Published Wednesday 5 June 2019 With construction of the $104 million Waimea Community Dam in the Lee Valley now well underway, Waimea Water Ltd (WWL) now has their full complement of key staff in place with a specialist dam engineer recently relocating and joining the team.

WWL is a Council Controlled Organisation owned by the Tasman District Council and Waimea Irrigators Ltd.  It was formed late in 2018 to build, finance, own and operate the Waimea Community Dam safely, reliably and efficiently.

Mike Scott was appointed Chief Executive Officer in February 2019. He has a Master’s in Engineering post graduate degree from the University of Canterbury, and previously held the position of CEO for the $34 billion North West Shelf LNG project in Australia.

Scott has established a small team of qualified specialists focussing on design, construction, project management, environmental, sustainability, business and corporate matters.

The 53-metre-high and 220-metre-long concrete face rock filled dam, which will hold 13 million cubic metres of water, is designed to high standards under the New Zealand Dam Safety Guidelines. Scott says “The rock filled dam designed by Tonkin and Taylor is the right design for the geology of the Lee Valley and it has been peer reviewed by many experts.”
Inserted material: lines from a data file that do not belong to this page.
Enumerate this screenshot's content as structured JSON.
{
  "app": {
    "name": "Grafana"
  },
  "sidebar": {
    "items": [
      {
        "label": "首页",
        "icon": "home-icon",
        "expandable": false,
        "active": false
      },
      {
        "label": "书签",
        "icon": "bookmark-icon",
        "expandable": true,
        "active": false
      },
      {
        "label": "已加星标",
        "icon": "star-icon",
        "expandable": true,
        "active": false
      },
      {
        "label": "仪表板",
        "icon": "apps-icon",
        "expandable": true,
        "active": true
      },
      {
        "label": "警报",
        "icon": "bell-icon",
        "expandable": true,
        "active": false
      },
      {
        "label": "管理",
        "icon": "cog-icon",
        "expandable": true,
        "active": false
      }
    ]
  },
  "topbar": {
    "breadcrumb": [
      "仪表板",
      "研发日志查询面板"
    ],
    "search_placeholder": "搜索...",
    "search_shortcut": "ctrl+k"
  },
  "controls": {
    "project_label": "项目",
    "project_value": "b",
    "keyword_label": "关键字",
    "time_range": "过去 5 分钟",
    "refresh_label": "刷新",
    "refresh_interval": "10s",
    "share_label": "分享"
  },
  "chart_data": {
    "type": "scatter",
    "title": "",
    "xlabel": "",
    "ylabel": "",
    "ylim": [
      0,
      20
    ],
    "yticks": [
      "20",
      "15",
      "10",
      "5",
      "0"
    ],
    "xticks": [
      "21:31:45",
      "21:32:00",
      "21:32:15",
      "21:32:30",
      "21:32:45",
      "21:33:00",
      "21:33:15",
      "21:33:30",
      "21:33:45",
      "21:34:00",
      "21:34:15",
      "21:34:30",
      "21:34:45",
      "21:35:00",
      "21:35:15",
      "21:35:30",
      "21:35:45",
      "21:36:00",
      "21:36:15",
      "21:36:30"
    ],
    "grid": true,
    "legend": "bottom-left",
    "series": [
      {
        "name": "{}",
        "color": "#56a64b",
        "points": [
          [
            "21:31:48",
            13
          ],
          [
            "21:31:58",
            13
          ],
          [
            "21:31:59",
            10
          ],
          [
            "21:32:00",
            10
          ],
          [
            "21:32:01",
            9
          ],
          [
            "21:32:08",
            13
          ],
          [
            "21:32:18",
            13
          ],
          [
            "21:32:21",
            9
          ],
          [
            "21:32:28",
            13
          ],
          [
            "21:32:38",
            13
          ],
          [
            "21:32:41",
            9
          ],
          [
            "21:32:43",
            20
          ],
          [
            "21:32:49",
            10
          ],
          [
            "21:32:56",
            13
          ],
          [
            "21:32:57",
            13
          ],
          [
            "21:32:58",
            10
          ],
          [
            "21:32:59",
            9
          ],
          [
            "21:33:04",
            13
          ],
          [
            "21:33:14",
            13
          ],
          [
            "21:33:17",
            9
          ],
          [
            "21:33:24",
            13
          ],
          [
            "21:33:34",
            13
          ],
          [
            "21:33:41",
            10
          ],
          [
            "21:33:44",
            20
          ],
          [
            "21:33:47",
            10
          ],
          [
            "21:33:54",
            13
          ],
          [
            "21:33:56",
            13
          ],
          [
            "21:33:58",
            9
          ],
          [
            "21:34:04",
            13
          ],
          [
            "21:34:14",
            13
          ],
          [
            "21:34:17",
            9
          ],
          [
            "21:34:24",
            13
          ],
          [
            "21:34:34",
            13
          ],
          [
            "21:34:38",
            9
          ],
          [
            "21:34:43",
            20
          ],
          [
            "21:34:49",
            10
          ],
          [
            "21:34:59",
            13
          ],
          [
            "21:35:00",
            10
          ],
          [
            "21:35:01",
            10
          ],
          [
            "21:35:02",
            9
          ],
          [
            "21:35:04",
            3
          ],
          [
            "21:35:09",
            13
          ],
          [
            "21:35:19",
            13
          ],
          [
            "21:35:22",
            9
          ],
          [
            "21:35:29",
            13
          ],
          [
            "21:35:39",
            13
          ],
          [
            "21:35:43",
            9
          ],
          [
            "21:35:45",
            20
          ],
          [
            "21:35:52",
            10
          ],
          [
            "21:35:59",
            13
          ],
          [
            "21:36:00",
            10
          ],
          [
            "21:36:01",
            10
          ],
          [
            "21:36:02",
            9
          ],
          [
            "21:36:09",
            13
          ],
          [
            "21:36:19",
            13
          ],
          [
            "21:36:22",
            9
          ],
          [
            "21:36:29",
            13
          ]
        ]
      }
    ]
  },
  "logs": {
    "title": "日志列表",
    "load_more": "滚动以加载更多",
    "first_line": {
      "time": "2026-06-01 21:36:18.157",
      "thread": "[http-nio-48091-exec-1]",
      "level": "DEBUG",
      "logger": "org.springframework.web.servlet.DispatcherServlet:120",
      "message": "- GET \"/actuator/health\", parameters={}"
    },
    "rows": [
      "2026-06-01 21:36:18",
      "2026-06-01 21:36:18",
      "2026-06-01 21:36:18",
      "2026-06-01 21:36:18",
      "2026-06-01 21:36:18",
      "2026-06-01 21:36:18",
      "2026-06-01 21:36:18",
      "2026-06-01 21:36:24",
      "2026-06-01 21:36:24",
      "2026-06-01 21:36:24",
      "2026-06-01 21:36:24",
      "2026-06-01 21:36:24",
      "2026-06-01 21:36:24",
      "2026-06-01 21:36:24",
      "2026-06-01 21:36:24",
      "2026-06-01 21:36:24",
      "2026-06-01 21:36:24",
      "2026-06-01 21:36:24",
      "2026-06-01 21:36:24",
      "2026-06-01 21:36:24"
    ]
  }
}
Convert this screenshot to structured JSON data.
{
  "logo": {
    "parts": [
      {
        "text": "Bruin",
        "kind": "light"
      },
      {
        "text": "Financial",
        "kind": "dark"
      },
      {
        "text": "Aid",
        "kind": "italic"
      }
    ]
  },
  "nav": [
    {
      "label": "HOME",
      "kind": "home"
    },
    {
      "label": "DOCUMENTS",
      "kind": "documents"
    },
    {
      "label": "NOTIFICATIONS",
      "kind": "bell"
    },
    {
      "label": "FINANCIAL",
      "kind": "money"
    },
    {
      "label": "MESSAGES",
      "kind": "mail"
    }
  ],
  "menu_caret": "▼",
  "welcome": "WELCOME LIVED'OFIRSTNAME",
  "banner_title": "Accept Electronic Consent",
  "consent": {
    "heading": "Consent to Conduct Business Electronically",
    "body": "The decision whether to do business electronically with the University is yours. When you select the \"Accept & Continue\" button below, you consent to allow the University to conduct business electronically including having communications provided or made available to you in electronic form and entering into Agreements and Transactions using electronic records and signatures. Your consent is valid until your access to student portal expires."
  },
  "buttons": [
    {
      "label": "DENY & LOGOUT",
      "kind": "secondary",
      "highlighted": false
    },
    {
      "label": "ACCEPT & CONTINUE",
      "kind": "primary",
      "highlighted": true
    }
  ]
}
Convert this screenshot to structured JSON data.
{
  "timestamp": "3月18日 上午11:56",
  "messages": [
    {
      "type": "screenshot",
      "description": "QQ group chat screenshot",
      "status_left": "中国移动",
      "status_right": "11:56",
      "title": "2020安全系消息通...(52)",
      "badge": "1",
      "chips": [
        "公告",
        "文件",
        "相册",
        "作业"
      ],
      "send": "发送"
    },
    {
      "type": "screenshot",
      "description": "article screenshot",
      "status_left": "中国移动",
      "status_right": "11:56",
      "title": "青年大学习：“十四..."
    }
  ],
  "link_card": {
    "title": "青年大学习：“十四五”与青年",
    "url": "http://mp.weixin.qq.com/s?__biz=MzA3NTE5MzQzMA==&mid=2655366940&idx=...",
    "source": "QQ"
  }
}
Specialist dam consulting engineers Damwatch Engineering Limited will provide independent review of the design and construction.

The dam is being constructed for WWL through a joint venture between experienced local companies Fulton Hogan and Taylors Contracting Ltd.  Work on building access roads and preparing the site for construction facilities has been progressing well over the last few months.

Excavation for the dam is expected to commence in July 2019 with completion expected in the last quarter of 2021 and the reservoir full in 2022.

This year’s drought in Tasman highlighted the need for a dam to store the region’s water, and Mike Scott, CEO WWL believes the community would have avoided the negative economic impact, like Nelson did, had we had the dam.

Good infrastructure, such as the Waimea Community Dam, will build resilience within our growing community and provide greater protection for our local economy.  Scott says “It will undoubtedly enhance our primary industries, which in turn will lead to more secondary and tertiary industries to provide jobs and attract our kids back from university and overseas.”

“Now living and working back in Richmond, it’s been really heartening to see the community’s support of the dam, with many people asking me whether it can be built any quicker!” says Scott.